Hazards of Extrapolating Returns

Mean Reversion: The “Iron Rule”

It is no secret that over the last three years, the US stock market has performed incredibly well despite headwinds from COVID-19.  An accommodative Federal Reserve, a low interest rate environment, and fiscal stimulus supported S&P 500 returns of 31.5% in 2019, 18.4% in 2020, and 28.7% in 2021 (dividends included).  The excellent performance of stocks over this period sometimes leads investors to forget that, historically, periods of high returns like this rarely persist for long. Instead, markets tend to gravitate toward a long-term average over time, a phenomenon known as “mean reversion.”  Jack Bogle, founder of The Vanguard Group, famously said, “reversion to the mean is the iron rule of financial markets.”[1]

To illustrate this concept, if you were to flip a coin five times, each flip could result in heads.  And yet we shouldn’t expect subsequent coin flips to result in heads each time. In fact, if you flip the coin an additional 1,000 times, the rate of heads occurrences should regress to 50%. Similarly, it’s certainly possible that stocks have an excellent return over certain periods, but such performance is unlikely to persist forever into the future and should regress to the long-term average.

Meanwhile, as humans, we’re wired to expect shorter-term trends to extend further into the future. In behavioral finance terms, a “recency bias” is our inherent inclination to rely on recent events without fully recognizing or accepting the true likelihood of those events continuing. As a result, investors sometimes irrationally make decisions based on what’s happening in the moment in markets as opposed to what longer-term, historical trends might otherwise suggest.

And while a good conceptual example, coin flips have one major difference compared with stock market outcomes.  With flipping a fair coin, we already know that over enough trials, the long-term frequency of the outcomes should revert to 50/50.  In markets, however, there is no way to know that number. Markets are extremely complex, and over different periods, we can expect the same asset to perform very differently, sometimes over long time periods, because of market events like a recession.

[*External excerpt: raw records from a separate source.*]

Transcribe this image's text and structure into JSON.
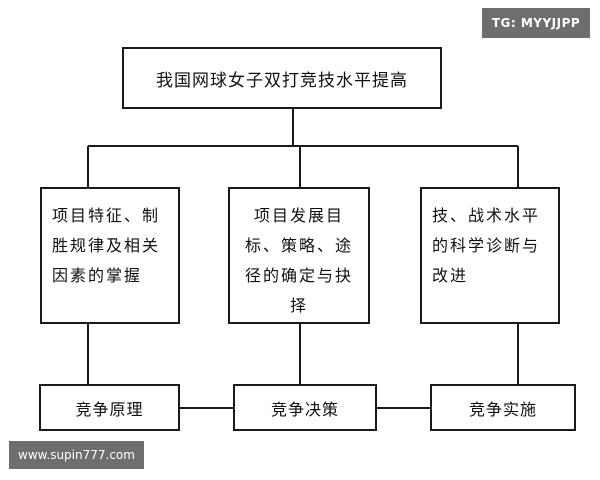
{
  "diagram": {
    "top": "我国网球女子双打竞技水平提高",
    "middle": [
      "项目特征、制胜规律及相关因素的掌握",
      "项目发展目标、策略、途径的确定与抉择",
      "技、战术水平的科学诊断与改进"
    ],
    "bottom": [
      "竞争原理",
      "竞争决策",
      "竞争实施"
    ]
  },
  "watermarks": {
    "tag": "TG: MYYJJPP",
    "site": "www.supin777.com"
  }
}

Because of the tendency for many assets to mean revert, investors should avoid chasing performance and should instead maintain a diversified portfolio over the long term. By owning a mix of stocks, bonds, and alternative investments versus just one of those asset classes, investors can reduce these fluctuations and provide better risk-adjusted returns over time.  As we head into 2022 after several years of excellent stock performance and some potential market headwinds, it is important to keep this in mind and avoid some of the pitfalls of extrapolating past performance.

[1] Powell, Robin. “Francis Galton and the Iron Rule of Markets.” Evidence Investor, January 16, 2018. https://www.evidenceinvestor.com/francis-galton-iron-rule-markets/#:~:text=%E2%80%9CReversion%20to%20the%20mean%2C%E2%80%9D,than%20supposedly%20more%20sophisticated%20investors.

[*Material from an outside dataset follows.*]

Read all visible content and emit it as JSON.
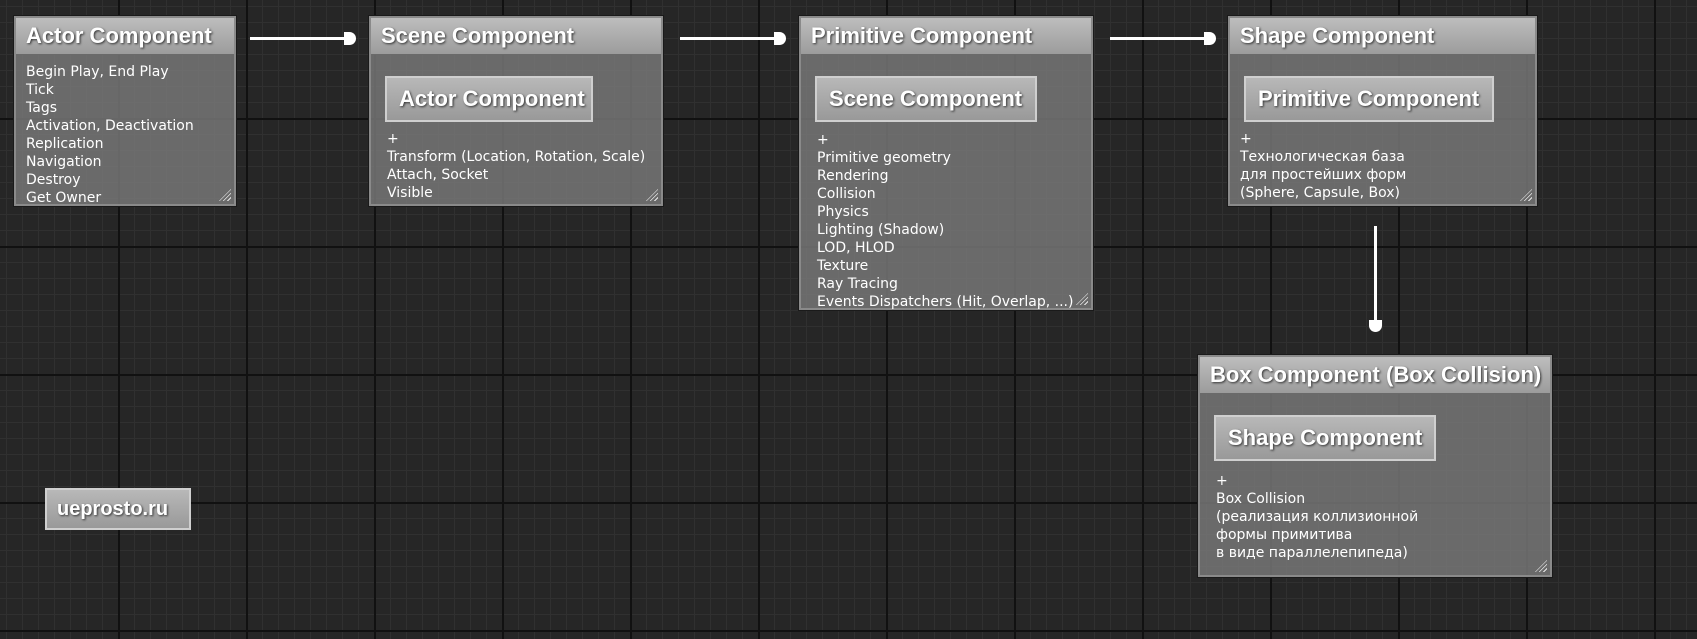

All investing is subject to risk, including the possible loss of money you invest. Fluctuations in financial markets could cause declines in the values of your account. There is no guarantee that any particular asset allocation will meet your objectives.

Past performance does not guarantee future results, which may vary. The indices are unmanaged and the figures for the Index reflect the investment of dividends, but do not include any deduction for fees, expenses or taxes.